On the one hand, Harker said, employers are identifying skills gaps and labor shortages. Even as employers automate, they need more workers with tech skills.

But, he said, the labor force isn't getting enough education, and what it is getting isn't good enough. There are other barriers, too, though: addiction, incarceration, the cost of child care, and something as simple as being able to catch a bus on time to get to work.

"We have to stop looking at workforce development as just a social service," he said. Instead, the public sector needs to see it as "an investment in the economy."

"Investors," he said, "succeed when the company they're backing does well. The U.S. economy succeeds when we back programs that move people out of poverty and into stable, sustainable employment."

That investment, Harker said, looks like improved early-childhood education and apprentice programs.

He used the occasion to release a 37-page report, written in Philadelphia by Noelle St. Clair, who came to the Fed system as a community-development specialist from a Philadelphia-area organization, Uplift Solutions, a nonprofit loosely affiliated with Brown's Super Stores, a chain of ShopRite supermarkets in and around Philadelphia.

Uplift Solutions is working on just the kind of program Harker suggests — moving people with criminal records into jobs at supermarkets, starting with low-wage jobs that lead to more opportunity later.

The report was produced in conjunction with the John J. Heldrich Center for Workforce Development at Rutgers University in New Brunswick. Here are some of its findings:

  1. Employers should be more open to more types of credentials — boot camps, certifications, "digital badging," as opposed to traditional education and degree attainment.

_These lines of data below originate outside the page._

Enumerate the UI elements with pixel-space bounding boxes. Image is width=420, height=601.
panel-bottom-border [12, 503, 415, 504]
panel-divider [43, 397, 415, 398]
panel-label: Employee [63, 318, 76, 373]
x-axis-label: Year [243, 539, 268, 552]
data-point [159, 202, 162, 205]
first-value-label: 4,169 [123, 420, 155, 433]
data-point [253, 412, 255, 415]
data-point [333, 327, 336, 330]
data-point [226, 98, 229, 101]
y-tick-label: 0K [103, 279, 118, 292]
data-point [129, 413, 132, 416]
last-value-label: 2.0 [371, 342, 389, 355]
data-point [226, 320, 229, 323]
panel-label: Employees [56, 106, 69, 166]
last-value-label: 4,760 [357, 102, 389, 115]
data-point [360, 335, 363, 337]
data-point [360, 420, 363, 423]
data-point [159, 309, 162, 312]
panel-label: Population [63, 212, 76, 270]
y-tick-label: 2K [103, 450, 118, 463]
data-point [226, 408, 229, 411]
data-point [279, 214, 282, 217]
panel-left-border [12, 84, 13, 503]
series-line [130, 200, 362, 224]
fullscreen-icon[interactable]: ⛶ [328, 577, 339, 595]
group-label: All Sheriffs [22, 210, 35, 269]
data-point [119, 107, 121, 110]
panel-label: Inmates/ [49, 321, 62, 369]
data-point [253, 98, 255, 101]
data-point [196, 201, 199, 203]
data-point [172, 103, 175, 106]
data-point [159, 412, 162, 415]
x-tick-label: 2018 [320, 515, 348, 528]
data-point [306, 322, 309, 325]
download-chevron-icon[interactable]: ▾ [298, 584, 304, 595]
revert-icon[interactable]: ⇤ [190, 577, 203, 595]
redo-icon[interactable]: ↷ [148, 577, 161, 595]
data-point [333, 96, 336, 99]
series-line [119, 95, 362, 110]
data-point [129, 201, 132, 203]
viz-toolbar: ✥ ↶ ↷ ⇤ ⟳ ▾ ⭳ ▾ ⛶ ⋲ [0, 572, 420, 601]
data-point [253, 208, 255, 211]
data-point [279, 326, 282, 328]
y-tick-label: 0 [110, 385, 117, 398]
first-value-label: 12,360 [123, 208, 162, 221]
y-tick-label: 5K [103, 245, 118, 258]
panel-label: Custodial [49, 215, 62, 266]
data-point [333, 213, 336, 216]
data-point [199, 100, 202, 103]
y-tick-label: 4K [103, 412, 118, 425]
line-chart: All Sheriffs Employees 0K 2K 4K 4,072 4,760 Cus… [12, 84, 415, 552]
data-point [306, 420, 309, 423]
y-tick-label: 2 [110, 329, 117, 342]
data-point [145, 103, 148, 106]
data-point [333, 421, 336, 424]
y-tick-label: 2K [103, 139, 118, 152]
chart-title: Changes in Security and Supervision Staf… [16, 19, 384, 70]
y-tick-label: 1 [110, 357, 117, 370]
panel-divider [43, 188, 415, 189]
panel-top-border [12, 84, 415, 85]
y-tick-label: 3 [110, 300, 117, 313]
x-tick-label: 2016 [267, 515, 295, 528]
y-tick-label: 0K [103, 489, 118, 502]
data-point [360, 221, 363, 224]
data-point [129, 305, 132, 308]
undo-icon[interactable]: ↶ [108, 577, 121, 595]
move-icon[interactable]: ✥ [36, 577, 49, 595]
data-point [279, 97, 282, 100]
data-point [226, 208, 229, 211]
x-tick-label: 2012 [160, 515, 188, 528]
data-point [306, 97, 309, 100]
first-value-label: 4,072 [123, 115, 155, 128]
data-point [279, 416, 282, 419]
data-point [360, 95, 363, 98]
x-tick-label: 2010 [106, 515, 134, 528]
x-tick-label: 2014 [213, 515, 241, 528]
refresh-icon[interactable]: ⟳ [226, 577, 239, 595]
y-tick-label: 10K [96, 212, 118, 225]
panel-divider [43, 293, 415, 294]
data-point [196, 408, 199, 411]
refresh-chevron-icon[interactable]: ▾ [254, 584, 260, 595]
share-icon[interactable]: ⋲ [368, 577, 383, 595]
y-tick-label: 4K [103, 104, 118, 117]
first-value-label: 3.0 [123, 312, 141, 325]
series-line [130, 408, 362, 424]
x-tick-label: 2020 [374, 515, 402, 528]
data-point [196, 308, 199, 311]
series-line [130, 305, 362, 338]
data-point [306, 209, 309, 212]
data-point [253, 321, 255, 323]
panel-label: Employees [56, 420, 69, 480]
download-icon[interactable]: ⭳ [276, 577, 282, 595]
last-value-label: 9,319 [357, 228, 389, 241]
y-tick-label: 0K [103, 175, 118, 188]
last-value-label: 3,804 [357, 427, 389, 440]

  2. Employers should improve low-level job quality, such as consistent, predictable scheduling and more benefits, which will provide a more stable work environment.

  3. Employers should also look, in conjunction with workforce developers in the public sector and in philanthropy, to creating career ladders that predictably move people from the lowest rungs to higher positions by offering their current employees a clear path to advancement through additional training and "stackable credentials."

  4. Society should invest in early-childhood education — not just for the children, but for their parents, who will be better able to stay employed if they know their children are safe and learning.

  5. Investing in workers isn't only a matter of training. Workers need stable, affordable housing; access to transportation; and high-quality child care. Additional support services should be provided to those dealing with addiction or a transition from incarceration.

  6. Increase apprenticeships and other work-based training models, in which employees can "earn and learn" while employers provide "customized training" to enable them to precisely gain workers in hard-to-fill fields where they anticipate vacancies as baby boomers retire.

  7. Banks and financial institutions can help. In the past, banks typically used their required community-redevelopment act funds for real estate lending. However, a change in regulations allows bank to lend for workforce-development purposes. So, for example, a bank could now help a nonprofit or other organization finance the purchase of expensive machinery needed for training.